Anthony Tucker-Jones book Devil Bridge (2020) also quotes a force of 750 in Nijmegen. You would have though he would access to the latest information.
Need to consider what intelligent information Gavin and is staff had access to: From Jeffson, Major Joel. Operation Market-Garden: Ultra Intelligence Ignored
" In the general enemy situation section, the annex states, “There is no doubt that the enemy has made a remarkable recovery within the last few days, at any rate in the 21 Army Group Area.” In describing the German units in the area of operations, it is noted that a “broken” panzer division is reported in the vicinity of Arnhem and that it may yield up to fifty tanks. It also addresses 4,000 SS troops that are reportedly in Nijmegen after relocating from Amsterdam.{ 82nd Airborne Division, Annex 1c to Field Order No. 11.}"

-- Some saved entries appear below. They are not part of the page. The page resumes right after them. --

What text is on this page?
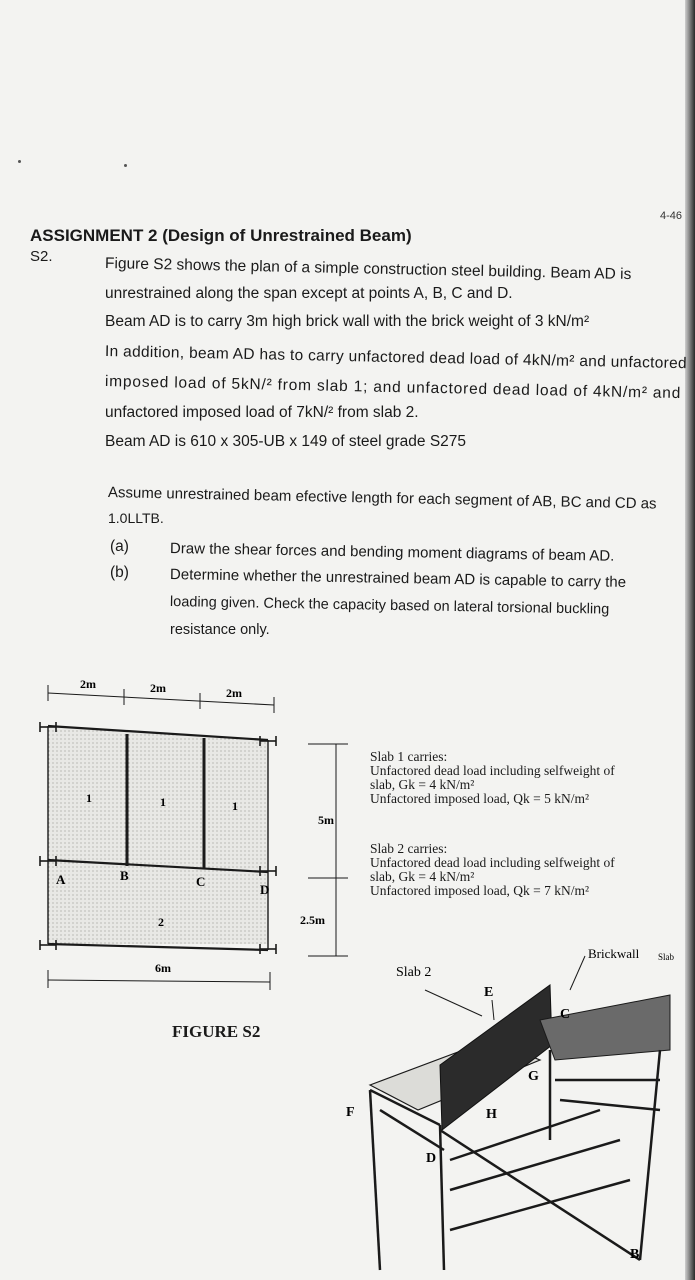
4-46
ASSIGNMENT 2 (Design of Unrestrained Beam)
S2.	Figure S2 shows the plan of a simple construction steel building. Beam AD is
unrestrained along the span except at points A, B, C and D.
Beam AD is to carry 3m high brick wall with the brick weight of 3 kN/m²
In addition, beam AD has to carry unfactored dead load of 4kN/m² and unfactored
imposed load of 5kN/² from slab 1; and unfactored dead load of 4kN/m² and
unfactored imposed load of 7kN/² from slab 2.
Beam AD is 610 x 305-UB x 149 of steel grade S275
Assume unrestrained beam efective length for each segment of AB, BC and CD as
1.0LLTB.
(a)	Draw the shear forces and bending moment diagrams of beam AD.
(b)	Determine whether the unrestrained beam AD is capable to carry the
loading given. Check the capacity based on lateral torsional buckling
resistance only.
2m	2m	2m
6m
5m
2.5m
A	B	C
D
1	1	1
2
Slab 1 carries:
Unfactored dead load including selfweight of
slab, Gk = 4 kN/m²
Unfactored imposed load, Qk = 5 kN/m²
Slab 2 carries:
Unfactored dead load including selfweight of
slab, Gk = 4 kN/m²
Unfactored imposed load, Qk = 7 kN/m²
FIGURE S2
Slab 2
Brickwall Slab
E
C
G
H
F
D
B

The 82nd was expecting to find SS Force around Nijmegen.
Your comment "It's important to understand the city was clear of combat troops on the first afternoon and therefore wide open for the 508th, as the 1/508th S-2 patrol showed, but only for a few hours." Again, when did the opportunity to capture the bridge passed and could 1/508 reach the bridge in time. As the 508 left the DZ at 1400 hours reached De Ploeg either at 1600 (Poulussen) or 1700 (US Official History) hours who knows when 1/508 could have reach the bridge. What I am saying we will never know with 100% certainty what was the true situation in Nijmegen during the afternoon of the 17th, hence whether the 1/508 would have captured the bridge. It's a debate that is based on speculation and assumptions depending on what sources you think is a reliable source. The best we can say is what is the most likely outcome, based on what reliable information is at hand.